Underclassmen, please forgive us if this editorial doesn’t enthrall you. It is an issue exclusively for seniors (although not too long from now, it will be yours, also). As you are aware, a presidential election will be held this year. The Democratic primary election and local elections have passed; unfortunately we were not able to publish a reminder. If you did not vote in the primary, you can still vote in the general election in November if you register by the end of September. Don’t put it off. If you just do it, you won’t have to worry about it until you vote! Registering is easy: just pick up a form in a library or post office, fill it out, and mail it.

As many of you know, our age bracket (18-35) has the lowest voter turnout of any age group. This means that, although we must pay taxes and obey laws, we are choosing to have no say in what those taxes are, who makes up the laws, and who implements the countless other controls the government has on the population. We are given the right to vote by the Constitution, so it only makes sense to exercise our rights and have our say. Many people think that a single vote doesn’t count. But think about it !!
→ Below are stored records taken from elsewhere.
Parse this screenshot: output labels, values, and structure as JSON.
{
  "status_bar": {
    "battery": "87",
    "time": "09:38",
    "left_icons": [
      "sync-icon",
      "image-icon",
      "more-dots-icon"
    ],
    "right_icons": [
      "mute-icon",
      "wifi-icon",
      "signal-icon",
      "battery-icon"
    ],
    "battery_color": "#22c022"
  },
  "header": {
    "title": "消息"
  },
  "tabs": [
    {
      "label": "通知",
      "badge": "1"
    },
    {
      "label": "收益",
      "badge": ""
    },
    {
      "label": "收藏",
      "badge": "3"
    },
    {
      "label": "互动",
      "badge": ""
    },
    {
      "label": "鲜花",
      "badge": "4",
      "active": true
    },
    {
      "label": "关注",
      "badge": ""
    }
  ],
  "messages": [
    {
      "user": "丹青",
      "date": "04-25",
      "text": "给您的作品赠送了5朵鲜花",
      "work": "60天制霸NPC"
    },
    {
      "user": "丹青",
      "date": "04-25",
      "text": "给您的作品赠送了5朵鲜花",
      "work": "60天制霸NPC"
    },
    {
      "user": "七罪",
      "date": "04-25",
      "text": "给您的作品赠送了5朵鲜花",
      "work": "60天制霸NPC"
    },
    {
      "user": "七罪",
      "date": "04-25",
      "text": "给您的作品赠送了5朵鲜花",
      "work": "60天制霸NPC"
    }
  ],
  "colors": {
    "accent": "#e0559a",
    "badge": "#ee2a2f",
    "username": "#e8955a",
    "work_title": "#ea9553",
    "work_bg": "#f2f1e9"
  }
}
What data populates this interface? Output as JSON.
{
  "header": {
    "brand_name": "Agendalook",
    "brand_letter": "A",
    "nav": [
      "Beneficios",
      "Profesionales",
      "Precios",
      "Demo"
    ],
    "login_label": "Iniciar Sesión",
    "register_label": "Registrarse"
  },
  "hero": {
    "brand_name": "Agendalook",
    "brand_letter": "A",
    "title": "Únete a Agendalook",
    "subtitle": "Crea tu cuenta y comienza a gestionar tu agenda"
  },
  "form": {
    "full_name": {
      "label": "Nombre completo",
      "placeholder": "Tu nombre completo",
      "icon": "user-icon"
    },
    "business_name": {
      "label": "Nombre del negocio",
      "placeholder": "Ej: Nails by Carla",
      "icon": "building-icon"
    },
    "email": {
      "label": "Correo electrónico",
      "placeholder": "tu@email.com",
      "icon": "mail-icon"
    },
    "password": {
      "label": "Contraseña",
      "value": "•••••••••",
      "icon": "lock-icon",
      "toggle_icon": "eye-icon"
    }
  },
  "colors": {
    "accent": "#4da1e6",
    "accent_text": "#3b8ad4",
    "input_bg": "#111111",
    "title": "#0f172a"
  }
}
There are many issues that affect young people specifically, and we can vote in favor of candidates who pay attention to those issues. If enough young people who care about those issues decide to vote, their votes can sway the election and actually benefit those who are voting. Why let the elderly (the portion of the population that always votes in the greatest numbers) decide what’s best for teenagers? By not registering to vote, or not voting, you are throwing out your Constitutional right to influence the way the government is run. In some cases, a non-vote may actually be as good as a vote for the candidate you most oppose.

The most important thing, however, is that you understand who and what you are voting for. Do not simply go out and cast a vote one way or the other just because you parents vote that way; many of us have values very different from our parents and we must vote for what we believe.

Furthermore, don’t simply vote for someone or something because of some scanty rumor. There are countless ways to learn about what you are voting for and it is our duty as voters to do some research and thoroughly know who and what we are voting for when we cast a ballot. It is extremely important to know what you stand for, what issue or candidate best fits that, and register your opinion.